Some of the guests then spoke of Fess Derriman as not such a bad young man if you took him right and humoured him; others said that he was nobody’s enemy but his own; and the elder ladies mentioned in a tone of interest that he was likely to come into a deal of money at his uncle’s death. The person who did not praise was the one who knew him best, who had known him as a boy years ago, when he had lived nearer to Overcombe than he did at present. This unappreciative person was the trumpet-major.

VI. OLD MR. DERRIMAN OF OXWELL HALL

At this time in the history of Overcombe one solitary newspaper occasionally found its way into the village. It was lent by the postmaster at Budmouth (who, in some mysterious way, got it for nothing through his connexion with the mail) to Mr. Derriman at the Hall, by whom it was handed on to Mrs. Garland when it was not more than a fortnight old. Whoever remembers anything about the old farmer-squire will, of course, know well enough that this delightful privilege of reading history in long columns was not accorded to the Widow Garland for nothing.

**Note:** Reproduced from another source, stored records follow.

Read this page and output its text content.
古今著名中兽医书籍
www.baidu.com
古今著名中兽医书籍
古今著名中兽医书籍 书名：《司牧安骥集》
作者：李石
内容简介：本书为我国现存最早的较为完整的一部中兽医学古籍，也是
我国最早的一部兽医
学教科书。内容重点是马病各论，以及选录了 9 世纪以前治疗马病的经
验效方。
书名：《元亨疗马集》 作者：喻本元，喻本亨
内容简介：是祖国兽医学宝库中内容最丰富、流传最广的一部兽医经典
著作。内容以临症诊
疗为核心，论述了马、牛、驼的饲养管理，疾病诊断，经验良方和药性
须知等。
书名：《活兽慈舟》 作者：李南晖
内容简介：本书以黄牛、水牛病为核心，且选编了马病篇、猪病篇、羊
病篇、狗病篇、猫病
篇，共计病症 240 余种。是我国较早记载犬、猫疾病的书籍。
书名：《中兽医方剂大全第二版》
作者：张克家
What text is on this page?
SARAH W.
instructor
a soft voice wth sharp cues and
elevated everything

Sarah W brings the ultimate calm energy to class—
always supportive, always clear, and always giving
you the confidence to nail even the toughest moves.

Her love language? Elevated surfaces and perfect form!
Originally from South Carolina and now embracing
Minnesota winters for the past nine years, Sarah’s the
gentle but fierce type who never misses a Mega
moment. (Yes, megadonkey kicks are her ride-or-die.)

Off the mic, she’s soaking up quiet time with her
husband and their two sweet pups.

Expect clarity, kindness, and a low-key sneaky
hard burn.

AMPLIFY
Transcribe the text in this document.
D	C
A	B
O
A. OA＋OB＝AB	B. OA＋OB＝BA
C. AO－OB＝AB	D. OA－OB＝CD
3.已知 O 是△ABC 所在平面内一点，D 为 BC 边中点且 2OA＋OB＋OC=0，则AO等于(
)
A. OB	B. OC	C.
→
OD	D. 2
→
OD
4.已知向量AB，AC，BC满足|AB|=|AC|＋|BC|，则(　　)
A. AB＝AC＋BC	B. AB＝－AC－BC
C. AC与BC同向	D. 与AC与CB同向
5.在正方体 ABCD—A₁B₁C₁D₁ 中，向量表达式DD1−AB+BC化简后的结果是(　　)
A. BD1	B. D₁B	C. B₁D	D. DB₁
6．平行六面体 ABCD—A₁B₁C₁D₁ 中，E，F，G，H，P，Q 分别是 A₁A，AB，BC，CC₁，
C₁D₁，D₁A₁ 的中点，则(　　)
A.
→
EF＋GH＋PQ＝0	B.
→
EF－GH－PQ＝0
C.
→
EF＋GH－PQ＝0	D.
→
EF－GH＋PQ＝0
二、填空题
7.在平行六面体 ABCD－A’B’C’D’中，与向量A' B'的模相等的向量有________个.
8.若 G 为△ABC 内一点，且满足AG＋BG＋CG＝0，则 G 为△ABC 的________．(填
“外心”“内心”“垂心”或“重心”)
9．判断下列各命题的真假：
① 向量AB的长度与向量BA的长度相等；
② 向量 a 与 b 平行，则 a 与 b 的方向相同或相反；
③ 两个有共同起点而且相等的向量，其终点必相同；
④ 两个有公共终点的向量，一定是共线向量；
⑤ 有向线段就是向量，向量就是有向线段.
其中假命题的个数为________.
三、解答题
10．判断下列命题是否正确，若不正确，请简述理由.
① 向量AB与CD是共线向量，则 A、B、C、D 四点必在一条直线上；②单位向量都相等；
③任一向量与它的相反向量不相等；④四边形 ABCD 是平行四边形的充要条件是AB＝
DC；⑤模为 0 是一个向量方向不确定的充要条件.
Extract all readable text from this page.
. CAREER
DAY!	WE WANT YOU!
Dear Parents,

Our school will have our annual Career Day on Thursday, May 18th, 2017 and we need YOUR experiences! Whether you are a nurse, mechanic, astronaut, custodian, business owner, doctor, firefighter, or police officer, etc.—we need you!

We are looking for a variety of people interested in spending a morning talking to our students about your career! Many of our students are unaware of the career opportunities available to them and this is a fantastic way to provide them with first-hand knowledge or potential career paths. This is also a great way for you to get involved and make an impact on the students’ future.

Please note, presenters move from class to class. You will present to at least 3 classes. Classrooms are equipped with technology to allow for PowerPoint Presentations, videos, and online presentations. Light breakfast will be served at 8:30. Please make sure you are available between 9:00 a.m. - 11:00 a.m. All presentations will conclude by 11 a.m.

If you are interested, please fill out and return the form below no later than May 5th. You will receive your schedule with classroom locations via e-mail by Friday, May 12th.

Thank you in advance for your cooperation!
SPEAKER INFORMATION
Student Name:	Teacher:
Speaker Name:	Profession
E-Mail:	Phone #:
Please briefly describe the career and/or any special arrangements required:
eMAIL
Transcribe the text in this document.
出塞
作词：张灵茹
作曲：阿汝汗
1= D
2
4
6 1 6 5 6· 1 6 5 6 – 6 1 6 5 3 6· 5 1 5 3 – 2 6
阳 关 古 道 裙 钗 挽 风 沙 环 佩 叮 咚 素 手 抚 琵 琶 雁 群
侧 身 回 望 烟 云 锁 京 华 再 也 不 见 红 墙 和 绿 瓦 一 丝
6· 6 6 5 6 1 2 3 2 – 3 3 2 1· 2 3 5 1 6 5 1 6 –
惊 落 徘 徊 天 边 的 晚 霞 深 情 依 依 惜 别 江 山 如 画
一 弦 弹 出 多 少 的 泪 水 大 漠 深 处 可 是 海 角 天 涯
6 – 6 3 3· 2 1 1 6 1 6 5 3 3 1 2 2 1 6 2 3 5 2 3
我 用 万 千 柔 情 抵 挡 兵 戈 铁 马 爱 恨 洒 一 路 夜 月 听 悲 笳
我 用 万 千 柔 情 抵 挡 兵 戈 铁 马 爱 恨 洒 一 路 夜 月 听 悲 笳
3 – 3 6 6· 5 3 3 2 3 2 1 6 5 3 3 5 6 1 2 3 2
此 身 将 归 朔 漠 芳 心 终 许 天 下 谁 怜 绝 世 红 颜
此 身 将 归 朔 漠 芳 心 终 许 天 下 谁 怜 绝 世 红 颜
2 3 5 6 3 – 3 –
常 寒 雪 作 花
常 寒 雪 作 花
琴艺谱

It was by such ingenuous means that he paid her for her daughter’s occasional services in reading aloud to him and making out his accounts, in which matters the farmer, whose guineas were reported to touch five figures – some said more – was not expert.

Mrs. Martha Garland, as a respectable widow, occupied a twilight rank between the benighted villagers and the well-informed gentry, and kindly made herself useful to the former as letter-writer and reader, and general translator from the printing tongue. It was not without satisfaction that she stood at her door of an evening, newspaper in hand, with three or four cottagers standing round, and poured down their open throats any paragraph that she might choose to select from the stirring ones of the period. When she had done with the sheet Mrs. Garland passed it on to the miller, the miller to the grinder, and the grinder to the grinder’s boy, in whose hands it became subdivided into half pages, quarter pages, and irregular triangles, and ended its career as a paper cap, a flagon bung, or a wrapper for his bread and cheese.

Notwithstanding his compact with Mrs. Garland, old Mr. Derriman kept the paper so long, and was so chary of wasting his man’s time on a merely intellectual errand, that unless she sent for the journal it seldom reached her hands. Anne was always her messenger. The arrival of the soldiers led Mrs. Garland to despatch her daughter for it the day after the party; and away she went in her hat and pelisse, in a direction at right angles to that of the encampment on the hill.